Minerals Council wants 5 years delay in carbon tax implementation


Minerals Council South Africa, the representative body for the mining industry in the country, has called on the government to delay the implementation of the new carbon tax.

Minerals Council Environment Head, Stephinah Mudau said, “The Minerals Council would like to see a delay of at least five years in the implementation of the carbon tax to allow sufficient time for government to address the design challenges and the finalisation of the appropriate regulations. 

However, “the Minerals Council embraces the industry’s obligation to lower emissions. Member companies have made significant progress in terms of implementing various mitigation options, including energy efficiency, a shift to renewable energy and the use of low- carbon-emissions technology, among others. Adaptation is equally important, as the mining industry is vulnerable to the impacts of climate change,” she said.

The US Tax Policy Center explains the carbon tax concept thus: “Emissions of carbon dioxide and other greenhouse gases (GHGs) are changing the climate. A carbon tax puts a price on those emissions, encouraging people, businesses and governments to produce less of them.”

It is not clear who originally came up with the idea of a carbon tax. The first country in the world to implement such a tax was Finland in 1990, followed by Poland that same year. The first emerging- market country to implement a carbon tax was Mexico in 2014, followed by Chile in 2017 and then, at the start of this year, Argentina. South Africa is poised to be next; according to Mining Weekly.

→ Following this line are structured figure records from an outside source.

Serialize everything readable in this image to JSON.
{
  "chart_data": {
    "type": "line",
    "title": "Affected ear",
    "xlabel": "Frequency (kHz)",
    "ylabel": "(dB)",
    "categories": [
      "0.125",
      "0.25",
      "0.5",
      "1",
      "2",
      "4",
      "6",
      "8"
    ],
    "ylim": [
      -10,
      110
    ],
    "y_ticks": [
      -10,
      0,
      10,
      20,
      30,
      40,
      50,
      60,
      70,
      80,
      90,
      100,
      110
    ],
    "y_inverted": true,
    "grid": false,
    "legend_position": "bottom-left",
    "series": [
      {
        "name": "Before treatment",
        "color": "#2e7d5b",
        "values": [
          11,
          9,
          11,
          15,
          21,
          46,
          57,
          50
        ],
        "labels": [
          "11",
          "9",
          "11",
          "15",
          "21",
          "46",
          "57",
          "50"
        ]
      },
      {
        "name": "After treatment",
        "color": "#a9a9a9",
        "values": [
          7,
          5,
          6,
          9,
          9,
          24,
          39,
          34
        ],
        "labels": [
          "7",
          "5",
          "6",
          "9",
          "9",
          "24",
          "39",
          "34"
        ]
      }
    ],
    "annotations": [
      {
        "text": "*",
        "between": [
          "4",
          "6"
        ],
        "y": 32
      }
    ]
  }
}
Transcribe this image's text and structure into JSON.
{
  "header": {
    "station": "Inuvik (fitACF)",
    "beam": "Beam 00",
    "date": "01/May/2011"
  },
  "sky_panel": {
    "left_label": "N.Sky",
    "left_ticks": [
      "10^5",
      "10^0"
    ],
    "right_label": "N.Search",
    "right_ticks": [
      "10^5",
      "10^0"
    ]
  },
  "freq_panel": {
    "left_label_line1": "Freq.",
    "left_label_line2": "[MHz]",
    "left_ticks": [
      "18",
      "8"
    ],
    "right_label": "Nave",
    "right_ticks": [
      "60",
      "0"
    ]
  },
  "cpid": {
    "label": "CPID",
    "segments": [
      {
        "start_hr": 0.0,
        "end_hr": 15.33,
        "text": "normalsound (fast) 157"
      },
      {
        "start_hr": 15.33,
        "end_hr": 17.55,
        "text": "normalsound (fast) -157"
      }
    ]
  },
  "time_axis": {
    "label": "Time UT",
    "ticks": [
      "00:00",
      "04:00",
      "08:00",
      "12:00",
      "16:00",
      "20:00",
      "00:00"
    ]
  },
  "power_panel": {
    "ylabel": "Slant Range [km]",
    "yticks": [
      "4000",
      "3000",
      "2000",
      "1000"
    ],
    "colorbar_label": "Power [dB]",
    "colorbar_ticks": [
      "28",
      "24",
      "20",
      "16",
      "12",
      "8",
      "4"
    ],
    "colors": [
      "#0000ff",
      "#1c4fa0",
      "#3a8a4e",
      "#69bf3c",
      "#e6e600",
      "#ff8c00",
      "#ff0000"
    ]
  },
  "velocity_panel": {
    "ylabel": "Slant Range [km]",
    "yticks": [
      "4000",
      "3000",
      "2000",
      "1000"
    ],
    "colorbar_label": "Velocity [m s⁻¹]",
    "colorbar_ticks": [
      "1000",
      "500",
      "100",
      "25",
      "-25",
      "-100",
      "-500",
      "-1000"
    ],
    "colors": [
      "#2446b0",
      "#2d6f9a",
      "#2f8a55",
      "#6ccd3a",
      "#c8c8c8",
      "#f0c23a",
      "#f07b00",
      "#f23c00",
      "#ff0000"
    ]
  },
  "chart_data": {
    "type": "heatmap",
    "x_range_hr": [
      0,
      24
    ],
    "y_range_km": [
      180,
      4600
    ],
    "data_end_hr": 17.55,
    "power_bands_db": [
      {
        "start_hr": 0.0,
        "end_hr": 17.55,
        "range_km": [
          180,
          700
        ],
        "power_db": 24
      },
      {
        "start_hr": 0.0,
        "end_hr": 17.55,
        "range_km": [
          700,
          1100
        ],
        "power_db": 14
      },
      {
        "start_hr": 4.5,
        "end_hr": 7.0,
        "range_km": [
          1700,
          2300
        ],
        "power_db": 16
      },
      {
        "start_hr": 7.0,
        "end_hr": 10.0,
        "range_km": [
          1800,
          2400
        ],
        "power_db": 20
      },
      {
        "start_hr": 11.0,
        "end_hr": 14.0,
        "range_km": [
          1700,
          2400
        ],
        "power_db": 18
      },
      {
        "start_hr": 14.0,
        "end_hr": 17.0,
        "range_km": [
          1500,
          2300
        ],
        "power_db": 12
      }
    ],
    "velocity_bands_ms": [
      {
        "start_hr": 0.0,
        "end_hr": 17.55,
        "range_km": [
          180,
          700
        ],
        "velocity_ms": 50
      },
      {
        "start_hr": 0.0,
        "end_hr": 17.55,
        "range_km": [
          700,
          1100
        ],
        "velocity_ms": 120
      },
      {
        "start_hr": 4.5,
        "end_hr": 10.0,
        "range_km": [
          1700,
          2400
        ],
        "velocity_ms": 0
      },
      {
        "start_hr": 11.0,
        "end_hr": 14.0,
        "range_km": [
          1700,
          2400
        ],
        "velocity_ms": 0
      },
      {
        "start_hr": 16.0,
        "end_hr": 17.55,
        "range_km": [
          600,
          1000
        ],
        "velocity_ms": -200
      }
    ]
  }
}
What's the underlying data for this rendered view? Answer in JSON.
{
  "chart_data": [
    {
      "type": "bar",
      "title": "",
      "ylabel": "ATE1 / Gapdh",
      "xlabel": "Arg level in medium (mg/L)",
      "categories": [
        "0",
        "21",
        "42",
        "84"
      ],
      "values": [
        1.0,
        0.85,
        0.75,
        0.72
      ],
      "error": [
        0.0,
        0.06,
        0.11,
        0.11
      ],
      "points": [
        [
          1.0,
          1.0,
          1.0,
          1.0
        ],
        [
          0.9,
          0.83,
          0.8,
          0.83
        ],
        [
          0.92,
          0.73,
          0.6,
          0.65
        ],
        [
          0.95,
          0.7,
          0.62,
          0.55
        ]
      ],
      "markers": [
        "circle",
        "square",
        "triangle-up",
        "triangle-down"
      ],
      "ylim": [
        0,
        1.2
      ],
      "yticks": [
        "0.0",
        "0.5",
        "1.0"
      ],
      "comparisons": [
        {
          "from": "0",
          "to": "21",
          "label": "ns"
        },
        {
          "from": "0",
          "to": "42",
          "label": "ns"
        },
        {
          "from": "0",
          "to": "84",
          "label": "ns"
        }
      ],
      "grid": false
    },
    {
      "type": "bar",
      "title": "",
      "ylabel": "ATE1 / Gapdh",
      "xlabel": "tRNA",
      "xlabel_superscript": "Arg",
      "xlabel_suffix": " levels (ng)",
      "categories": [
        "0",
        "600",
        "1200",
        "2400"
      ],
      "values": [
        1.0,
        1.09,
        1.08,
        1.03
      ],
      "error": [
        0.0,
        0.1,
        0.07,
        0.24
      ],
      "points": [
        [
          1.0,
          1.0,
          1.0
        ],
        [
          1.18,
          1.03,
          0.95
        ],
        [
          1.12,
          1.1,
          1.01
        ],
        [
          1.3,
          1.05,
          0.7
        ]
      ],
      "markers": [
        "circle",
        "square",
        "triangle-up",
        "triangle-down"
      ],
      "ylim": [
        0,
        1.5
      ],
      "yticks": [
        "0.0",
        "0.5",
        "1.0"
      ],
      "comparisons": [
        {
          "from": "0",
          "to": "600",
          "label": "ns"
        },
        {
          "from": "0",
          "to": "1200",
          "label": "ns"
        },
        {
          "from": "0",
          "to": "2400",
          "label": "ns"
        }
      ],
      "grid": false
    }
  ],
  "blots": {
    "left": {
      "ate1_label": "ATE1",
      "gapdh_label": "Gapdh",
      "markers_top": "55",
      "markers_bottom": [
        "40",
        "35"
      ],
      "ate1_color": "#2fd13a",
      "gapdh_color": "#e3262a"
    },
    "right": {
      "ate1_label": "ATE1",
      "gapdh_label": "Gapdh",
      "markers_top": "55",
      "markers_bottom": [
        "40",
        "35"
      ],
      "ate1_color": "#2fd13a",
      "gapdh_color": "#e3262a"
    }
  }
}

In a briefing recently, Mudau pointed out that the South African economy had not achieved, and was not achieving, its projected growth rates. Consequently, the country was likely to see its GHG emissions decline by 13% to 14.5% by 2025 and by 26% to 33% by 2035 without the carbon tax being implemented. The reductions would bring South Africa’s GHG emissions below the national benchmark trajectory.

Meanwhile, mining in South Africa has become a marginal industry. While its input costs in rand terms rose at a yearly average rate of 8.2% between 2013 and 2018, its selling prices increased by an average of only 4.3% a year over the same period. Within the broader industry, it is the gold and platinum mining sectors that have been particularly stressed. In 2017, 69% of gold and 52% of platinum-group metals (PGMs) mines were operating unsustainably. Nevertheless, the gold and PGMs mines employed 287 970 people, or 62% of the country’s total mining workforce. A carbon tax of 10c for every litre of carbon dioxide would, if it had been applied in 2017, have caused a net loss of 3 703 direct jobs and 6 836 indirect jobs in the mining sector.

“The Minerals Council’s biggest concern with regard to the carbon tax is the design of the tax and the socioeconomic impacts that the tax will have on various sectors of the economy, including mining,” highlights Mudau. 

“It adds yet another layer to the industry’s already extremely heavy cost burden at a time when most of the mines that are the heaviest users of power – the deep-level gold and platinum mines – are already operating marginally or at a loss. This concern is exacerbated by the fact that, in our view, South Africa’s GHG emissions are already below levels required for the country to meet its obligation to reduce carbon emissions, and the carbon tax will not facilitate further reductions.”